Although Abraham Lincoln signed the Emancipation Proclamation on January 1, 1863, it would be another two and a half years before the enslaved people in the seceding state of Texas would be able to truly celebrate their freedom. The Confederacy rejected the Proclamation and continued to practice slavery until General Robert E. Lee surrendered and the Union Army arrived in Galveston on June 19, 1865, to enforce the outcome of the Civil War. “Juneteenth,” as it’s known, is now a federal holiday.
In the first half of a two-part series commemorating emancipation and the Juneteenth holiday, Wondrium Daily looked at some of the steps the Union took to free enslaved people, from Lincoln drafting the Emancipation Proclamation to soldiers enforcing abolition throughout the South.
However, enslaved people played a major role in this transition as well, waging their own kind of war from within the Confederacy. In his video series America’s Long Struggle against Slavery, Dr. Richard Bell, Associate Professor of History at the University of Maryland, College Park, explained the unrest in the slaveholding states.
An Uprising of the Enslaved
While history books and grade school lessons often attribute emancipation solely to Abraham Lincoln and the Union, the truth is that enslaved people had mounted attacks on slavery in the Confederate states ever since the war began.
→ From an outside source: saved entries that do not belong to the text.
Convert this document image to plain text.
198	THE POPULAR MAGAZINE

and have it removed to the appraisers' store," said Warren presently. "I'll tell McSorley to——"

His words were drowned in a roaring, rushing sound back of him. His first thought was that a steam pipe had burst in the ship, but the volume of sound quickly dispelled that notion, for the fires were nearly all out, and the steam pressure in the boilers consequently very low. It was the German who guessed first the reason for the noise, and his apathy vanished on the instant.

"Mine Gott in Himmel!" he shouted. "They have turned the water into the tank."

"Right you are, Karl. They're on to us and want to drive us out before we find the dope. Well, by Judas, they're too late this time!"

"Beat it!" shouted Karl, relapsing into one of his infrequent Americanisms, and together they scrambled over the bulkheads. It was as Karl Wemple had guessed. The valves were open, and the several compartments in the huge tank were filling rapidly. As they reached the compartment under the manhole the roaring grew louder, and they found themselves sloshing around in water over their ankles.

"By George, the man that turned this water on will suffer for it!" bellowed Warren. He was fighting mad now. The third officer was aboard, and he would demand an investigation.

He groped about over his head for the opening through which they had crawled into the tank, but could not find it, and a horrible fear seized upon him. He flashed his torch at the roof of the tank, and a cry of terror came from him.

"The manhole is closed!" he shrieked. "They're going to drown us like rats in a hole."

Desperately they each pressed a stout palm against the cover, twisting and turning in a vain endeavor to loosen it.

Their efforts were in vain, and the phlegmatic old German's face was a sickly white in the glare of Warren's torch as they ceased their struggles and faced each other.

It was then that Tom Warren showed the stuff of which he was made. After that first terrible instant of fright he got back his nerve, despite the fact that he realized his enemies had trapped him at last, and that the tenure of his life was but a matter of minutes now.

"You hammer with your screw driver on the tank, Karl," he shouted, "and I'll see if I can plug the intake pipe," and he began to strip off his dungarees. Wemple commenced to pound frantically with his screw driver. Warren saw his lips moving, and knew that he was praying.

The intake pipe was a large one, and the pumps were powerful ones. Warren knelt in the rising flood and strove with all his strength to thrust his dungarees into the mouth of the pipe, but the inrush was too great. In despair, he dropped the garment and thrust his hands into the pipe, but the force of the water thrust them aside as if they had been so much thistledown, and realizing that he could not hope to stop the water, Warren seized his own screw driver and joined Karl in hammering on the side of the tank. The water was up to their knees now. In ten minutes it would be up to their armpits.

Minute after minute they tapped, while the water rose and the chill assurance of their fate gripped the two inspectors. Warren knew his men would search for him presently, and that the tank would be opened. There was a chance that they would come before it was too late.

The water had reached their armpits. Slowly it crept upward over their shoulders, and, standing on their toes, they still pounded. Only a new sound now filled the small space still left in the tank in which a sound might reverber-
“Over four long years, 400,000 slaves would abandon their Confederate masters and strike out for Union camps,” Dr. Bell said. “One married couple even risked suffocation by having friends pack them in rice casks to be shipped closer to the Union line, while an enslaved ship pilot named Robert Smalls actually commandeered a Confederate steamer to deliver himself and his family to the protection of Lincoln’s Navy.”
By the end of the war, one in eight slaves had deserted. What about the other seven? They were often too far to make a run for it, even with the Underground Railroad, so they fought from the South. These 3 million plantation slaves helped others escape, became spies for the Union, and even turned on their owners.
“They sabotaged cotton production, which was the key to the Confederacy’s economic viability, by feigning ignorance and illness, by destroying tools, by standing idle and refusing to work, and by resisting instruction and punishment,” Dr. Bell said.
And the longer the war waged, the more emboldened many slaves became. According to Dr. Bell, three enslaved people on an Alabama plantation threatened their overseer with death if he punished them for any reason; in Mississippi, slaves on a plantation lashed the son of their absent master 500 times before shooting him to death. One slaveowner in Louisiana claimed to have heard three of his slaves “plotting to kill every white man in the region,” Dr. Bell said, before “marching up the river to meet Mr. Lincoln.”
Rebellion Takes Its Toll
The enslaved people who rose up against their oppressors eventually caused enough concern to warrant action from the very top of the Confederacy. The May 1862 revolt on a plantation owned by Confederate President Jefferson Davis, which Dr. Bell said ended in the destruction of Davis’s mansion and cotton crop, surely caught their attention.
“Each of these daily mutinies undermined the Confederate war effort, forcing the southern war machine to exempt thousands of white men from military service in order to set them to work trying to suppress these domestic insurrections,” Dr. Bell said. “In effect, enslaved people’s resistance forced the Confederate States of America to fight on two battlefronts simultaneously.”
Therefore, slaves helped to destroy slavery in many parts of the Confederacy before the Union Army ever arrived. Dr. Bell said that Union General John Logan acknowledged this to his recruits even before the Emancipation Proclamation was signed. General Logan said that if the war went on long enough, there would be no slaves left for the Union to free.
“So it’s time to rethink the commonly held view that the scratch of Lincoln’s pen on the Emancipation Proclamation was the signal event in this nation’s struggle against slavery,” Dr. Bell said. “On the contrary, slavery died on the ground and it died a thousand deaths, a fact formally and finally commemorated by the ratification of the Thirteenth Amendment to the Constitution of the United States in December 1865.”